Interview with photography student Haylee Schiavo. “Digital vs. Film”
1. What is your personal viewpoint about the conventions of both digital photography and photoshop?
I’m a fan, photography and photoshop allow me to make a good living.
2. Do you prefer digital or film photography? For what reasons?
I’ve barely used film, and never in a professional capacity. If digital photography didn’t exist, I wouldn’t have any interest in photography. I took art in high school but never photography. I graduated nearly 20 years ago, and photshop didn’t exist. All the kids in photography class were always doing the same black and white shots of spider webs, railroad tracks and doorknobs. Didn’t look very creative to me. I wanted to draw or paint.
3. Do you think that people who support film photography are just conservative with their beliefs in trying to keep the traditional ways alive?
I’m not sure it has anything to do with being conservative, traditional yes. There have always been purists who want to dig in and hold on to what they know. Some people just don’t want to learn anything new.
4. Do you think that people who support digital photography and photoshop are strong with liberal beliefs and think that it is a modernized version to make average photos look more appealing? What is your own stance on this?
I absolutely use it make average photos more appealing. If an artist is trying to achieve an aestheticized look, he or she will always use whatever tools available to enhance his or her work.
5. Since photoshop is commonly used to alter perceptions to the public, such as to make a picture of a model more beautiful, do you think this is morally wrong (as it alters reality)?
I do not. Subjects who make this complaint would rarely want themselves to be displayed, under bright lights, to the public warts and all. That said, many of my photos take my models the other direction and enhance dirty, gritty characteristics.
6. What is your stance on the controversy of using photoshop. For example, some people believe that it is a mechanism simply to make the photographer better. Do you think photoshop makes a photographer less aware when taking photos (like how they set up the shot, since they can just change it in photoshop to make it better)?

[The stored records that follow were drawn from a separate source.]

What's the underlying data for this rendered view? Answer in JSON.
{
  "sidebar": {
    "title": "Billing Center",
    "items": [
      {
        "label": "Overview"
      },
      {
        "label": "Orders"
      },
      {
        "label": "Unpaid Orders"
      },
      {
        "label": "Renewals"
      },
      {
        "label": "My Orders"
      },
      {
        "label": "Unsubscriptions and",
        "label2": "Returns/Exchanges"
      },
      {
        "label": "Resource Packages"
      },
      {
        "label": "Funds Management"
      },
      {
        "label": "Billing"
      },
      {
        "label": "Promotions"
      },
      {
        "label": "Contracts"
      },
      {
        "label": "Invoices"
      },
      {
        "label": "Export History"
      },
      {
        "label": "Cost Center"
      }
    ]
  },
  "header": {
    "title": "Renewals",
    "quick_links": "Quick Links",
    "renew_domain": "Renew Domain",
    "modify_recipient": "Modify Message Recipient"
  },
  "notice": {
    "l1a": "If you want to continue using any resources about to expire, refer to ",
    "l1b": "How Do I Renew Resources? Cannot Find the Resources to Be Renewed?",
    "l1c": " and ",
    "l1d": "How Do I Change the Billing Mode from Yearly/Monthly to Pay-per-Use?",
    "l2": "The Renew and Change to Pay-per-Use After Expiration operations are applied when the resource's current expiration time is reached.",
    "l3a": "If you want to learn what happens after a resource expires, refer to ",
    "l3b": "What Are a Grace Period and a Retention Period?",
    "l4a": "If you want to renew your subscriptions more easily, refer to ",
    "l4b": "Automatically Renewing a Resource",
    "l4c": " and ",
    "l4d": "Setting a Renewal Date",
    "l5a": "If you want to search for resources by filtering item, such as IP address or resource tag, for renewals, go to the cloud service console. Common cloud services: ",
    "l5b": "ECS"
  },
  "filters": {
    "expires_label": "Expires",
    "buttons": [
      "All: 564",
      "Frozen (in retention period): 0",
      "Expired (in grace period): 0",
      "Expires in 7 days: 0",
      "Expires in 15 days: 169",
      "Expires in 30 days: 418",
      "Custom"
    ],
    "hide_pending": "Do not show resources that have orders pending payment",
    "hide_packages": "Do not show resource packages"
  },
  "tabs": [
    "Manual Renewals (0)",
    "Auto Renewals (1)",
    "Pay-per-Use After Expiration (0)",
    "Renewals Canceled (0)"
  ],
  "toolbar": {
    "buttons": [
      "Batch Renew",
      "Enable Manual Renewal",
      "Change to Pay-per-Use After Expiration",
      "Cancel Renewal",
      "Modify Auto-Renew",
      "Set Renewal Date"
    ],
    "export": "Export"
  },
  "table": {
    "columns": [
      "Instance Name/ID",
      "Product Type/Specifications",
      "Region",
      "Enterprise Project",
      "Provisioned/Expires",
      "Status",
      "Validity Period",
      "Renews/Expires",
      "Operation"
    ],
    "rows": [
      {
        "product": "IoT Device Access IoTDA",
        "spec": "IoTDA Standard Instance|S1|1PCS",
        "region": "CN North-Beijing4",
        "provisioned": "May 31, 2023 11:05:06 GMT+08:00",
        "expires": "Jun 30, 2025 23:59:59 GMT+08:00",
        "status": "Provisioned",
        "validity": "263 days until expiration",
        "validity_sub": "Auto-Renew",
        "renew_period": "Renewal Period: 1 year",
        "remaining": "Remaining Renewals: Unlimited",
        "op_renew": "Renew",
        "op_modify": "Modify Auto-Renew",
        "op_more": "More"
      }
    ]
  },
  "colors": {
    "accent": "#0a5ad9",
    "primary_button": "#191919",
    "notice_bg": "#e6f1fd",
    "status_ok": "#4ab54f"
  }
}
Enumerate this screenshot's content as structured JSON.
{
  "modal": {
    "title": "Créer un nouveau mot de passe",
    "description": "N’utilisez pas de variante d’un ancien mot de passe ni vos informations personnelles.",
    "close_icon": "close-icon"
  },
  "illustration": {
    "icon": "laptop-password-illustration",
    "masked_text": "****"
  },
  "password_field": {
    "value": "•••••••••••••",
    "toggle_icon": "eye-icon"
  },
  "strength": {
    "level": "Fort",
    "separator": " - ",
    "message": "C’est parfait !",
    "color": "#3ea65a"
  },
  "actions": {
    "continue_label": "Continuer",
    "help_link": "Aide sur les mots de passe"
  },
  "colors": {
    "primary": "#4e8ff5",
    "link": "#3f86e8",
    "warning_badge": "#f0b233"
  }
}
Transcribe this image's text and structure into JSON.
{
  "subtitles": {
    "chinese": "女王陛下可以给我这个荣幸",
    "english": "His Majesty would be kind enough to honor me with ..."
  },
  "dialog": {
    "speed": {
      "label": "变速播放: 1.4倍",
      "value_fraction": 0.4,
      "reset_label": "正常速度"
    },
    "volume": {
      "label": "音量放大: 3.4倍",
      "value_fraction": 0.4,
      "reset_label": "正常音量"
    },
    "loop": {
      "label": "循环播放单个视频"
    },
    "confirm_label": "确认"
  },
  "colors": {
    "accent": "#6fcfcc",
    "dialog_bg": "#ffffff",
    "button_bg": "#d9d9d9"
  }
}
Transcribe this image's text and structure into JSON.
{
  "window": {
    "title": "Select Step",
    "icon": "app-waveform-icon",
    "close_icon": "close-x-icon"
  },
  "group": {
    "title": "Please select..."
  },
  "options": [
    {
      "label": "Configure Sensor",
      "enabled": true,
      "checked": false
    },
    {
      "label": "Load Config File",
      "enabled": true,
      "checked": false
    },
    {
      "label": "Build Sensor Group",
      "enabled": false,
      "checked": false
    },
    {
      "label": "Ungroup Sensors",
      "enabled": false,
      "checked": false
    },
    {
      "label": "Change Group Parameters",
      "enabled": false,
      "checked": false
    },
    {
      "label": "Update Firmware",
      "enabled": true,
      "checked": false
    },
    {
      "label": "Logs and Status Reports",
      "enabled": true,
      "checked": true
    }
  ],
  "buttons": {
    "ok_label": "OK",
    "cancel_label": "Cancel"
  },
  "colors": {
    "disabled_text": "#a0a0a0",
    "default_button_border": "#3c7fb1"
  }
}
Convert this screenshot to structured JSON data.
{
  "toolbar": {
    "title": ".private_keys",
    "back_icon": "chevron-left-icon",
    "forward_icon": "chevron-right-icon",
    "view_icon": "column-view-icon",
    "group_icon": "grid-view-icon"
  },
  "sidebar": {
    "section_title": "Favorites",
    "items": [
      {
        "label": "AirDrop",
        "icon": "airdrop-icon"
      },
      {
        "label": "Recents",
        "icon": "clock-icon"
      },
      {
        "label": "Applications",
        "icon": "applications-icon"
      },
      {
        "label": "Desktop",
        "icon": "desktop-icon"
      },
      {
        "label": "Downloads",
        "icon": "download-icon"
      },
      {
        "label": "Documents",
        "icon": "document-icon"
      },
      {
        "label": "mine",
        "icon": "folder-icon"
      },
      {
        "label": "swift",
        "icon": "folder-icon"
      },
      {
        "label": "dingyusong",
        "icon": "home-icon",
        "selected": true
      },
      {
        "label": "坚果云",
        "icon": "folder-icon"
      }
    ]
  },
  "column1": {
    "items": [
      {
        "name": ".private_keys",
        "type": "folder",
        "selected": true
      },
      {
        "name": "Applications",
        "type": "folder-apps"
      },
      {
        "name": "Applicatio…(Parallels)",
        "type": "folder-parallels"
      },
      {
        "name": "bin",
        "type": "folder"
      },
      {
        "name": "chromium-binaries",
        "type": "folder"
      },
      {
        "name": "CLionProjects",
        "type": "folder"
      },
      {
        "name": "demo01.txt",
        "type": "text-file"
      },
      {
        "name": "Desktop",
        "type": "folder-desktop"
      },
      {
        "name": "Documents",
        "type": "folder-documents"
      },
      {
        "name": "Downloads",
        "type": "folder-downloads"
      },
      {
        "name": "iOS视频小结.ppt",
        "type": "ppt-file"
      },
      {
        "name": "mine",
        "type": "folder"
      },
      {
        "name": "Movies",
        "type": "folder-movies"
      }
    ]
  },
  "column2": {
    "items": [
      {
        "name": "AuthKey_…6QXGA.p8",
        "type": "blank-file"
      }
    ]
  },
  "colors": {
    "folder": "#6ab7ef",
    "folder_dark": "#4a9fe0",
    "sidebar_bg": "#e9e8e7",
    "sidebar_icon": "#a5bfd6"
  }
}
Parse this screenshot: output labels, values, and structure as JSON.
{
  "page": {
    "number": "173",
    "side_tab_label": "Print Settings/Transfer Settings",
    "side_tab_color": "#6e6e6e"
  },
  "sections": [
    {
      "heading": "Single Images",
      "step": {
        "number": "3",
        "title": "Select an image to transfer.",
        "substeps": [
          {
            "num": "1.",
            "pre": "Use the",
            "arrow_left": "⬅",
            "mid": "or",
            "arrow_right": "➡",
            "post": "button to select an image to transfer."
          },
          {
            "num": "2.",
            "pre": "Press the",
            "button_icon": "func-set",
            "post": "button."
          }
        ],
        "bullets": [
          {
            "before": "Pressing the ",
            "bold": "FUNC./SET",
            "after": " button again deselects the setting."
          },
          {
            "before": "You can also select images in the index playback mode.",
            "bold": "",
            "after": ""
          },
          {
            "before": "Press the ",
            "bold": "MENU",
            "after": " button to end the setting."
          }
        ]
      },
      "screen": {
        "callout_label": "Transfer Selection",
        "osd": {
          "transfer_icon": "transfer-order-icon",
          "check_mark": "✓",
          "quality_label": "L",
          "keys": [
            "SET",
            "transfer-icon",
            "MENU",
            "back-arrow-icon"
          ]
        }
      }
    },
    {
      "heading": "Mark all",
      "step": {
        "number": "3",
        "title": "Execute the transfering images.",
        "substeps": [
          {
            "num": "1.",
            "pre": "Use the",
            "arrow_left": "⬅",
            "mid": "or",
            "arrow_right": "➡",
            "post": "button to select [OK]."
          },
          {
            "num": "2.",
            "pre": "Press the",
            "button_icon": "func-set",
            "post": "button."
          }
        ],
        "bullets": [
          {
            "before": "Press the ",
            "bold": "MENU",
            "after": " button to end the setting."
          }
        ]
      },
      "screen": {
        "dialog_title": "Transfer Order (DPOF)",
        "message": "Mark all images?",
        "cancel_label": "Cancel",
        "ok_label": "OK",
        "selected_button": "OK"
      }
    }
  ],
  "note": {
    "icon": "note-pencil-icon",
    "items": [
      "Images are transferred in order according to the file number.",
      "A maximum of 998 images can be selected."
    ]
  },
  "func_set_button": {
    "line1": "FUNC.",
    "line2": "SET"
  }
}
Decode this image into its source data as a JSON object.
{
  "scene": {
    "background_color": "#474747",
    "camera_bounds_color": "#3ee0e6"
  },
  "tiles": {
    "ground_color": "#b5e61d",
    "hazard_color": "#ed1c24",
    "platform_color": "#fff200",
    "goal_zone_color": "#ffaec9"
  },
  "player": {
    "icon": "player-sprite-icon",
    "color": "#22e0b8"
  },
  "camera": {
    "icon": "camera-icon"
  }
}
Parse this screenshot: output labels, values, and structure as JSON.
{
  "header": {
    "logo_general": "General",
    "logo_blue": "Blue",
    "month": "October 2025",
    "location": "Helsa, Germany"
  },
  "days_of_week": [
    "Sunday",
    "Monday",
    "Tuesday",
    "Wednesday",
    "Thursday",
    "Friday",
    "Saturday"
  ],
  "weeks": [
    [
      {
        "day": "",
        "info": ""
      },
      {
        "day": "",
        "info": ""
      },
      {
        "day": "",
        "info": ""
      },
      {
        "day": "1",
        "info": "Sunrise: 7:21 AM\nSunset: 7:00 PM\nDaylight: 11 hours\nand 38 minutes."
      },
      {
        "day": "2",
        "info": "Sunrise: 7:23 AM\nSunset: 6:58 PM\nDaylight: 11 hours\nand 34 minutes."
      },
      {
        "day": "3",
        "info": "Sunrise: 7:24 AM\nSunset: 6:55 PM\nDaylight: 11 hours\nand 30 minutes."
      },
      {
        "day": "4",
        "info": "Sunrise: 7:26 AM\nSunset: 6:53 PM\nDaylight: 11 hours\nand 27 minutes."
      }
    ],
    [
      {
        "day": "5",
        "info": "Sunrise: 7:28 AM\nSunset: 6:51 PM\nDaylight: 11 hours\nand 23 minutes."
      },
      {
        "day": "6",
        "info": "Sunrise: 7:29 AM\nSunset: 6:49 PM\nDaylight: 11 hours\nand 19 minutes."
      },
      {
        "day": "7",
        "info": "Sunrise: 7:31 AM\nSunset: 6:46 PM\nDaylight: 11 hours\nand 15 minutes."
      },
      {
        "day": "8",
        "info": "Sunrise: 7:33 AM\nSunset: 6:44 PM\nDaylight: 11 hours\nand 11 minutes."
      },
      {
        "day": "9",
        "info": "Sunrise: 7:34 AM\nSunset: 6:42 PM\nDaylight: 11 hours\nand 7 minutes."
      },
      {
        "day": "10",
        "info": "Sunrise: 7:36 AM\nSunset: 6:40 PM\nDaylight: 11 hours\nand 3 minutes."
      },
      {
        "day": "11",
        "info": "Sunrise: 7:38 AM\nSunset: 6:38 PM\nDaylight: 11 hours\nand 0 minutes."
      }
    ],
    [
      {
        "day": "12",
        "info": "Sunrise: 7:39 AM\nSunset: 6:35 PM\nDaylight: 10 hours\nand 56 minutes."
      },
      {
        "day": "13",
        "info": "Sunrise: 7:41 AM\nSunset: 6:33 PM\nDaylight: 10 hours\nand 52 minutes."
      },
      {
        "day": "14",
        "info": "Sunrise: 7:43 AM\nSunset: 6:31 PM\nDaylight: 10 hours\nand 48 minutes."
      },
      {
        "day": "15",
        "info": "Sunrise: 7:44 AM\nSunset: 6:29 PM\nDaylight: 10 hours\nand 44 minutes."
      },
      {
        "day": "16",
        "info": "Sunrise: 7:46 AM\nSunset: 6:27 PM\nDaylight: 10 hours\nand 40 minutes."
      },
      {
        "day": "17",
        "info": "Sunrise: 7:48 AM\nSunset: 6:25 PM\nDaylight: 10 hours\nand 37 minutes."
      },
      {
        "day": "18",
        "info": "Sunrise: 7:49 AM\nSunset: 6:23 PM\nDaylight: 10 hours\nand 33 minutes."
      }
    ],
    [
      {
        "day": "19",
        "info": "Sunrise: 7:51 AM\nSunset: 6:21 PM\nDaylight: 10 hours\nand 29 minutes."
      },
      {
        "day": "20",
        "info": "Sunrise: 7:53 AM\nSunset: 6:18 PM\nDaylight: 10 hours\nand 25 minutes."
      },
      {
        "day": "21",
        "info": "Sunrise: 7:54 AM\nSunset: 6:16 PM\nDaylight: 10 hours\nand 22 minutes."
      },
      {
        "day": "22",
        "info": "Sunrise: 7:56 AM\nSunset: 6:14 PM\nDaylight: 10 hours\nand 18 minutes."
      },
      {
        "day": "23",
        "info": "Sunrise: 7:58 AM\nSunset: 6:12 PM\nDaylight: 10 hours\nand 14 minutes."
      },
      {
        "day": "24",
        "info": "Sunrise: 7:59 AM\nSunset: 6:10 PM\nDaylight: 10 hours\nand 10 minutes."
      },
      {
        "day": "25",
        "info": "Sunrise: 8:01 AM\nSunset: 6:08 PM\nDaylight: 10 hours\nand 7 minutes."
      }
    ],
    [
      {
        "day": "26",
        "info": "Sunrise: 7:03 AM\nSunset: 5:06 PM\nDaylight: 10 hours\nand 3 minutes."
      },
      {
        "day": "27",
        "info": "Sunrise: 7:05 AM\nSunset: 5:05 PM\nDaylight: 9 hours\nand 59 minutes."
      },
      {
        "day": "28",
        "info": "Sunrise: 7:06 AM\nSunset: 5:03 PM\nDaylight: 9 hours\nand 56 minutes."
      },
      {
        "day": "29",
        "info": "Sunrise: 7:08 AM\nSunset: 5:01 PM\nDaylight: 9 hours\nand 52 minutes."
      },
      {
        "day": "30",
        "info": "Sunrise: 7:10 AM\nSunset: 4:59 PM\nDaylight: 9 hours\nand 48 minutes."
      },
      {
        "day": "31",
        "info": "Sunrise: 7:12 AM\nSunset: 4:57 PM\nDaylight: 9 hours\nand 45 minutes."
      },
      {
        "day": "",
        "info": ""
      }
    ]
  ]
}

I was unaware that there was a controversy. The majority of the “working” photographers in the industry use photoshop to finish their images. Whether they do it themselves or it is hired out. The amount of use varies of course. As far as photoshop covering up bad photography, I’d say it happens a lot. It was the only thing that got me by my first year of shooting. Photography, more specifically lighting, is much more important to me as I grow as a working artist. I want better quality images to bring into photoshop. Additionally I don’t think it should matter what tools any artist uses, the final result is what is important.
7. What are the benefits of film photography? (end product, equipment needed, cost, time, etc)
I see very few. There was a time where film just plain looked better. We’re past that point in my opinion. It is a costly, timely, environmentally unfriendly process. It is a dinosaur and it’s working itself out of the genre.
8. What are the benefits of digital photography? (end product, cost, time, etc)
Cost, time, quality. I can show my client what I’m getting in real time. For me it’s better in every way.
9. Do you think digital versus film photography attracts different variations of crowds (younger, older, religiously affiliated, liberal, conservative, teens, etc.)
I’ve been lucky to have had fans in all groups. I’d say my subject matter might appeal more to a certain demographic.
10. Do you think photoshop gives the artist the ability to be more unique with their ideas, or is film better for that?
Photoshop gives the photographer a ton of latitude that doesn’t exist with film photography. Not to say that it’s impossible to be creative with film. There have been many film photographer who pushed the envelope. Many of the techniques say Ansel Adams used in the darkroom are the very same techniques used by many modern photographers in photoshop today. Burning, dodging, blurring, unsharp mask were all around before photoshop. They are used in much the same way now. They may be faster, but it still requires a skill and an eye.
11. Do you think that film photography or digital photography can give you more limitless possibilities in being unique from other photographers (both in present, and past).
When I started using photoshop 4 years ago it was very easy to stand-out. There are a lot more people shooting now, like any art form you have to find a way to stay on the leading edge. I strive to do this through content since my style is hopefully always evolving.
12. Do you think being a film photographer or a digital one bring more job offerings?
I know when I’ve worked with clients in bigger cities they’ve always wanted a digital file and they want them to be a minimum size and want them quickly.
13. Would National Geographic support photoshop (even if its just to alter the value and contrast) to change a photo?
I can’t speak for National Geographic, but I can’t imagine why not.
Closing-
Baudelaire said “Photography is the refuge of the failed painter”. That might have been true for a while, but with the advent of better lighting, higher resolution cameras and photshop, we now have a whole generation of digital painters who are in my opinion doing quite a justice to the photograph.